What is the most unusual proof you know that $\sqrt{2}$ is irrational?

Here is my favorite:

Theorem: $\sqrt{2}$ is irrational.

Proof: $3^2-2\cdot 2^2 = 1$.

(That's it)

That is a corollary of this result:

Theorem: If $n$ is a positive integer and there are positive integers $x$ and $y$ such that $x^2-ny^2 = 1$, then $\sqrt{n}$ is irrational.

The proof is in two parts, each of which has a one line proof.

### Part 1:

Lemma: If $x^2-ny^2 = 1$, then there are arbitrarily large integers $u$ and $v$ such that $u^2-nv^2 = 1$.

Proof of part 1:

Apply the identity $(x^2+ny^2)^2-n(2xy)^2 =(x^2-ny^2)^2 $ as many times as needed.

### Part 2:

Lemma: If $x^2-ny^2 = 1$ and $\sqrt{n} = \frac{a}{b}$ then $x < b$.

Proof of part 2:

$1 = x^2-ny^2 = x^2-\frac{a^2}{b^2}y^2 = \frac{x^2b^2-y^2a^2}{b^2} $ or $b^2 = x^2b^2-y^2a^2 = (xb-ya)(xb+ya) \ge xb+ya > xb $ so $x < b$.
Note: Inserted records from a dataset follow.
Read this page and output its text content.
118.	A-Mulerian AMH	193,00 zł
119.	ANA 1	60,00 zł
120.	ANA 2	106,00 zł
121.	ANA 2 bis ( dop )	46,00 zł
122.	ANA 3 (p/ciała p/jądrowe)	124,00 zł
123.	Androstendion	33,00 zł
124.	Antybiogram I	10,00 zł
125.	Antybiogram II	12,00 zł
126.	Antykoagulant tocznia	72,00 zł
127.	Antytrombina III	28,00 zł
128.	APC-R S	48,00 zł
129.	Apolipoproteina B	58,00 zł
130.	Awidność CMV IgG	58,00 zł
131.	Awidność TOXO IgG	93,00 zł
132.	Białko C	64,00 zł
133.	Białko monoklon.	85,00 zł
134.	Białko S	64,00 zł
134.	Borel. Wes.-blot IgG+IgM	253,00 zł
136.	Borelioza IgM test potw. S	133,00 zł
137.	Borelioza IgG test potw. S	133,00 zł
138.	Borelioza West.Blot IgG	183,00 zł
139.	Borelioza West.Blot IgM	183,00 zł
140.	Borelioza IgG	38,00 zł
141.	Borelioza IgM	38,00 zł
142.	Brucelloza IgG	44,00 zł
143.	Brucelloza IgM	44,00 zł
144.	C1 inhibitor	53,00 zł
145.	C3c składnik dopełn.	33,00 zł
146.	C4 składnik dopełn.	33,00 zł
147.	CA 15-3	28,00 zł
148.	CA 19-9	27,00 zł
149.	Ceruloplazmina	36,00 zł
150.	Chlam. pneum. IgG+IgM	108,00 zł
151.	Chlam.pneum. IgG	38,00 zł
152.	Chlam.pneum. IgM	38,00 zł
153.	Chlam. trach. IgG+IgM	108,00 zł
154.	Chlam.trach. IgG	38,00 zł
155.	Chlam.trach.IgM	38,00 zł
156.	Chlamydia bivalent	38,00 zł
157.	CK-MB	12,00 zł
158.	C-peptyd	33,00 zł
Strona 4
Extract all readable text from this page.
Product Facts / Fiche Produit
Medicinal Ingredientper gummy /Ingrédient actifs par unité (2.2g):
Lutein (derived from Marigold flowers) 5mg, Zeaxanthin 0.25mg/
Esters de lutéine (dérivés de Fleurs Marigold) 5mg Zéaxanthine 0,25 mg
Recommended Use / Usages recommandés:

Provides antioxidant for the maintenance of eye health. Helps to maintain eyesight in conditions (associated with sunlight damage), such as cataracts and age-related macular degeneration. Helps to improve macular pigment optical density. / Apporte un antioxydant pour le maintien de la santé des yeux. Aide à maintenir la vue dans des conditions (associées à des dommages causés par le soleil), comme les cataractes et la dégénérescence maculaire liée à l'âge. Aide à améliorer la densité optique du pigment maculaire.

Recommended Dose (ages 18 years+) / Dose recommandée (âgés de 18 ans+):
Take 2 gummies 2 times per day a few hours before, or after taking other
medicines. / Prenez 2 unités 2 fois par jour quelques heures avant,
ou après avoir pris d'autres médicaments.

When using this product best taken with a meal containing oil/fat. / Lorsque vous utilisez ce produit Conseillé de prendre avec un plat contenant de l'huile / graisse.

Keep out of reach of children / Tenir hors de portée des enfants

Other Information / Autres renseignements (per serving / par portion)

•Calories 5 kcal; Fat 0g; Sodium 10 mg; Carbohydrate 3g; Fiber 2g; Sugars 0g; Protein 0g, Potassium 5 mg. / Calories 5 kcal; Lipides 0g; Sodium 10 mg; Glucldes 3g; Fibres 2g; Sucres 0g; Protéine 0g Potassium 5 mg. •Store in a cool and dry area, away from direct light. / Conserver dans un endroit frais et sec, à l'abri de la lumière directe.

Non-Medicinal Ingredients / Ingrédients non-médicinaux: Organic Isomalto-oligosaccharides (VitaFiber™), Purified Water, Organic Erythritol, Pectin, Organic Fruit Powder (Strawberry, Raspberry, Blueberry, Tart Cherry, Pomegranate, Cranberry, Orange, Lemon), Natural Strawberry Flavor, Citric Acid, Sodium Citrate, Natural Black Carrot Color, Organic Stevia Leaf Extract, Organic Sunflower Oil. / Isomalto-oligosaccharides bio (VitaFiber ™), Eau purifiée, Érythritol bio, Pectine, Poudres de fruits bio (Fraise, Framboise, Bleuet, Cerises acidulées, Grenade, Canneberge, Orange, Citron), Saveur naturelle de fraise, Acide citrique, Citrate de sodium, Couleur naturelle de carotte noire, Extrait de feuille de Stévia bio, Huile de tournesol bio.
These two parts are contradictory, so $\sqrt{n}$ must be irrational.

Two things to note about this proof.

First, this does not need Lagrange's theorem that for every non-square positive integer $n$ there are positive integers $x$ and $y$ such that $x^2-ny^2 = 1$.

Second, the key property of positive integers needed is that if $n > 0$ then $n \ge 1$.